Outreading promoters are located at both ends of the gamma-delta transposon.

Two plasmids were isolated containing oppositely oriented gamma-delta insertions between the wild-type transcription initiation site of the nifHDKY operon and the nifH coding sequence. The nifHDKY promoter of Klebsiella pneumoniae, similar to other nitrogen fixation (nif) promoters, normally requires the products of ntrA and nifA for activity. Mutations that allowed constitutive expression of the nifHDKY operon were searched for by transforming a plasmid, containing the regulatory region of this operon followed by an in-frame nifH'-'lacZ fusion, into a Lac- Escherichia coli strain (which contains no nifA) and screening for Lac+ derivatives. The plasmids described here were isolated from such derivatives and directed the constitutive expression of beta-galactosidase. Deletion analysis indicated that gamma-delta promoters other than those transcribing tnpA and tnpR were involved in this expression.

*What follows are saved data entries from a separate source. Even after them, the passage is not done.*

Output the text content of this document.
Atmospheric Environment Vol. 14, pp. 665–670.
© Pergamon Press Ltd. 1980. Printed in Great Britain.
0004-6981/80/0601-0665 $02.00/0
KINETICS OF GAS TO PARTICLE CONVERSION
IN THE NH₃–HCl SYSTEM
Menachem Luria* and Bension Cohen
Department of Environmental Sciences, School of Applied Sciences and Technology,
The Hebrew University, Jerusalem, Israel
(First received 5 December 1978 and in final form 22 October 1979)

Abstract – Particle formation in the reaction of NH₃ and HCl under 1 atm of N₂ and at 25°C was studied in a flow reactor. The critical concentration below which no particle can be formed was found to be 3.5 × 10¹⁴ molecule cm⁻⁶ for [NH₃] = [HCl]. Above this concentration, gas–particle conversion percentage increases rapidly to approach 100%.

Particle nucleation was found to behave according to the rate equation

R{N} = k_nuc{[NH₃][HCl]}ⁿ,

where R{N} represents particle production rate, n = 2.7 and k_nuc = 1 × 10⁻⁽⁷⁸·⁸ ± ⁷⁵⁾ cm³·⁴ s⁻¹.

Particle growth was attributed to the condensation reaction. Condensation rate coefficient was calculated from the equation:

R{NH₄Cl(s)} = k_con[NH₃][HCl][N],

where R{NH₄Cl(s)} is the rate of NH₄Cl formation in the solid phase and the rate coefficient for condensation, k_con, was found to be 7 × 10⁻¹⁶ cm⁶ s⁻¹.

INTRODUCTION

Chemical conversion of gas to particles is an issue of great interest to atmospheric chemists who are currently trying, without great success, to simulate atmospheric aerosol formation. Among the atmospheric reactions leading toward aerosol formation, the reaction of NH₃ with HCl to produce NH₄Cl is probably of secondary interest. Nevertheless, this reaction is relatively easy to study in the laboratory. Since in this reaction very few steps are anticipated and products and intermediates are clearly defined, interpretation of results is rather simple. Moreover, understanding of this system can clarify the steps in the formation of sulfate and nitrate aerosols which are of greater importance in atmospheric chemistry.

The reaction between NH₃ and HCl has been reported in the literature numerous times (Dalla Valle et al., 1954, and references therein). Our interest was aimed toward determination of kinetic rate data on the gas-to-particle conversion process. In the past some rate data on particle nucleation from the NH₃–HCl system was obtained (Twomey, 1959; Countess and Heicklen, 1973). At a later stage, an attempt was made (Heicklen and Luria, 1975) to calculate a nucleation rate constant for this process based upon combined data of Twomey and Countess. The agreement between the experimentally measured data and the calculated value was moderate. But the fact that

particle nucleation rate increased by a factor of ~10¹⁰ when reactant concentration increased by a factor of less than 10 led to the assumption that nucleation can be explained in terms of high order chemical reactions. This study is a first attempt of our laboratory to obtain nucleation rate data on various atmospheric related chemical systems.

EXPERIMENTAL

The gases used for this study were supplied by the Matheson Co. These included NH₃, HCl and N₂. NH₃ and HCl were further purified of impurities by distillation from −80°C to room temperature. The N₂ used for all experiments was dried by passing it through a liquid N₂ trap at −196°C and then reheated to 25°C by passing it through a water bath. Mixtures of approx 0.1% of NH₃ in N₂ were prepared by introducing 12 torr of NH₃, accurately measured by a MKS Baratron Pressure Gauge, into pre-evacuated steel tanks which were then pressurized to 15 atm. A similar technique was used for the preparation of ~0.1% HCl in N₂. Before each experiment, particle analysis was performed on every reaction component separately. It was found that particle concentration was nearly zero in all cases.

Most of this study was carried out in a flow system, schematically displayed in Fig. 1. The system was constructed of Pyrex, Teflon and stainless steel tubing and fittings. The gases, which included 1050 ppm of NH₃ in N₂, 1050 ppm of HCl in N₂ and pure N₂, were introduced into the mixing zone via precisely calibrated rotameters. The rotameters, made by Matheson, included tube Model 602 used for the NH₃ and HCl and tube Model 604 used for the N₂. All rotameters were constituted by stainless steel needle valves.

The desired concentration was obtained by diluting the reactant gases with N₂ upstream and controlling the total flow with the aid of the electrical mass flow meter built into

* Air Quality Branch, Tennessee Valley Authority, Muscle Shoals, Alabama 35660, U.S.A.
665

Nuclease S1 mapping revealed outward-reading transcription initiation sites in both the gamma end and the delta end of the transposon. Most interestingly, one initiation site on each end was located in corresponding positions within the terminal inverted repeats. The sites were in the center of the longest sequence, of 12 bp, contiguously conserved between the terminal inverted repeats of gamma-delta and the related transposon Tn3. In gamma-delta and Tn3, this sequence has been recently implicated in transposase binding. These results suggest a possible interrelationship between transcription from the "end" promoters and transposition.